A low-carb diet may be detrimental if you have problems with cortisol. Studies show that people with a cortisol imbalance and healthy low-glycemic carbs consumption predominantly in the evening felt better faster and were able to regulate their cortisol levels. As a result of this diet, they restored the correct function of the adrenal glands. Cortisol is decreased due to the increased intake of carbohydrates – craving sweets during stressful times, anyone? Carbs raise blood sugar and the pancreas increases insulin production to regulate blood sugar levels in the blood. Insulin reduces cortisol. When the blood sugar level rises, cortisol decreases. Reducing carbohydrate intake can lead to cortisol being above its normal physiological values.

Supplements for elevated cortisol 

  1. Vitamin C and B5 (pantothenic acid) are the most important vitamins for the adrenals and healthy cortisol production. Since vitamin B5 appears to reduce cortisol hypersecretion, it is recommended for patients with chronic stress. The complex B vitamins with active methyl or hydroxyl/adenoxyl forms will be useful, it is also useful to use vitamin C, but not more than 1000 mg per day if you have a history of kidney stones in particular or high oxalates detected in your body. 

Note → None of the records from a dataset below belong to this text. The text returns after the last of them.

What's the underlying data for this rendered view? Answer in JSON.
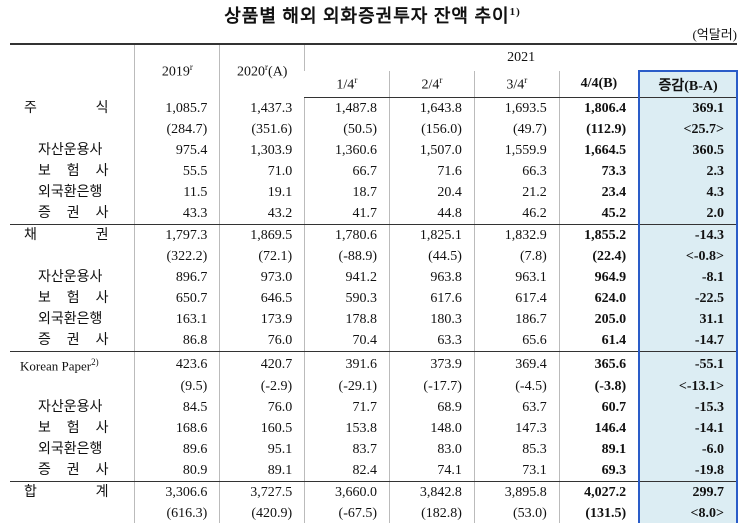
{
  "title": {
    "text": "상품별 해외 외화증권투자 잔액 추이",
    "note": "1)"
  },
  "unit": "(억달러)",
  "header": {
    "y2019": {
      "text": "2019",
      "sup": "r"
    },
    "y2020": {
      "text": "2020",
      "sup": "r",
      "suffix": "(A)"
    },
    "y2021": "2021",
    "quarters": [
      {
        "text": "1/4",
        "sup": "r"
      },
      {
        "text": "2/4",
        "sup": "r"
      },
      {
        "text": "3/4",
        "sup": "r"
      },
      {
        "text": "4/4(B)"
      }
    ],
    "change": "증감(B-A)"
  },
  "table": {
    "sections": [
      {
        "rows": [
          {
            "label": "주 식",
            "values": [
              "1,085.7",
              "1,437.3",
              "1,487.8",
              "1,643.8",
              "1,693.5",
              "1,806.4",
              "369.1"
            ]
          },
          {
            "values": [
              "(284.7)",
              "(351.6)",
              "(50.5)",
              "(156.0)",
              "(49.7)",
              "(112.9)",
              "<25.7>"
            ]
          },
          {
            "label": "자산운용사",
            "values": [
              "975.4",
              "1,303.9",
              "1,360.6",
              "1,507.0",
              "1,559.9",
              "1,664.5",
              "360.5"
            ]
          },
          {
            "label": "보 험 사",
            "values": [
              "55.5",
              "71.0",
              "66.7",
              "71.6",
              "66.3",
              "73.3",
              "2.3"
            ]
          },
          {
            "label": "외국환은행",
            "values": [
              "11.5",
              "19.1",
              "18.7",
              "20.4",
              "21.2",
              "23.4",
              "4.3"
            ]
          },
          {
            "label": "증 권 사",
            "values": [
              "43.3",
              "43.2",
              "41.7",
              "44.8",
              "46.2",
              "45.2",
              "2.0"
            ]
          }
        ]
      },
      {
        "rows": [
          {
            "label": "채 권",
            "values": [
              "1,797.3",
              "1,869.5",
              "1,780.6",
              "1,825.1",
              "1,832.9",
              "1,855.2",
              "-14.3"
            ]
          },
          {
            "values": [
              "(322.2)",
              "(72.1)",
              "(-88.9)",
              "(44.5)",
              "(7.8)",
              "(22.4)",
              "<-0.8>"
            ]
          },
          {
            "label": "자산운용사",
            "values": [
              "896.7",
              "973.0",
              "941.2",
              "963.8",
              "963.1",
              "964.9",
              "-8.1"
            ]
          },
          {
            "label": "보 험 사",
            "values": [
              "650.7",
              "646.5",
              "590.3",
              "617.6",
              "617.4",
              "624.0",
              "-22.5"
            ]
          },
          {
            "label": "외국환은행",
            "values": [
              "163.1",
              "173.9",
              "178.8",
              "180.3",
              "186.7",
              "205.0",
              "31.1"
            ]
          },
          {
            "label": "증 권 사",
            "values": [
              "86.8",
              "76.0",
              "70.4",
              "63.3",
              "65.6",
              "61.4",
              "-14.7"
            ]
          }
        ]
      },
      {
        "rows": [
          {
            "label": "Korean Paper",
            "label_sup": "2)",
            "values": [
              "423.6",
              "420.7",
              "391.6",
              "373.9",
              "369.4",
              "365.6",
              "-55.1"
            ]
          },
          {
            "values": [
              "(9.5)",
              "(-2.9)",
              "(-29.1)",
              "(-17.7)",
              "(-4.5)",
              "(-3.8)",
              "<-13.1>"
            ]
          },
          {
            "label": "자산운용사",
            "values": [
              "84.5",
              "76.0",
              "71.7",
              "68.9",
              "63.7",
              "60.7",
              "-15.3"
            ]
          },
          {
            "label": "보 험 사",
            "values": [
              "168.6",
              "160.5",
              "153.8",
              "148.0",
              "147.3",
              "146.4",
              "-14.1"
            ]
          },
          {
            "label": "외국환은행",
            "values": [
              "89.6",
              "95.1",
              "83.7",
              "83.0",
              "85.3",
              "89.1",
              "-6.0"
            ]
          },
          {
            "label": "증 권 사",
            "values": [
              "80.9",
              "89.1",
              "82.4",
              "74.1",
              "73.1",
              "69.3",
              "-19.8"
            ]
          }
        ]
      },
      {
        "rows": [
          {
            "label": "합 계",
            "values": [
              "3,306.6",
              "3,727.5",
              "3,660.0",
              "3,842.8",
              "3,895.8",
              "4,027.2",
              "299.7"
            ]
          },
          {
            "values": [
              "(616.3)",
              "(420.9)",
              "(-67.5)",
              "(182.8)",
              "(53.0)",
              "(131.5)",
              "<8.0>"
            ]
          }
        ]
      }
    ]
  }
}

  2. Relaxation. The task of the adrenal glands is to protect us from a possible threat. Evolutionarily, we are not meant for a lot of emotional stress. Basically, the threats were associated with physical damage, and therefore the “fight or flight” reaction was fixed in our genes. Relaxation allows to restore the normal functioning of the adrenal glands. As such relaxation, walking, meditation, the opportunity to be in silence without rushing can be useful. 
  3. Exercise. The best time for sports load is the morning hours. The fact is that intense exercise in the evening can provoke a non-physiological rise in cortisol and thus cause insomnia or anxiety. Plan your evening exercises in a relaxing way, let it be yoga or stretching, it will reduce your cortisol. 
  4. Sleep. Eight-hour sleep is simply necessary with an increased level of stress. Meditation and yoga in the evening will reduce cortisol levels. Adding the correct low-glycemic carbohydrates to dinner and adaptogens (for high evening cortisol) will improve the quality of sleep.
  5. Herbal Adaptogens. Herbal supplements with withania somnifera (Ashwagandha), Rhodiola rosea, Ginseng, and others help to gently restore the adrenal function. In some cases the Adrenal Cortex glandular or cortisol prescription may be necessary too. Adaptogens that make up these drugs reduce stress levels and help reestablish cortisol to its optimal level. These herbs support the adrenal and pituitary systems, helping them work more efficiently. But only taking herbal adaptogens will not help you feel better faster if the lifestyle measures are not addressed! 
  6. Melatonin. Melatonin is a hormone regulating the cycle of sleep and wakefulness. It works in together with cortisol. When cortisol falls, melatonin helps you fall asleep. When you sleep, relatively low levels of cortisol allow your cells to recover. If cortisol levels remain elevated, your body cannot repair, and you wake up feeling tired. Taking melatonin at a dose of not more than 3 mg would do no harm while trying to balance cortisol. After restoring proper cortisol levels, you will feel more energy, be more active, cope with stress easier; sleep better; get sick not as often if at all; experience a steady level of energy throughout the day without crashing.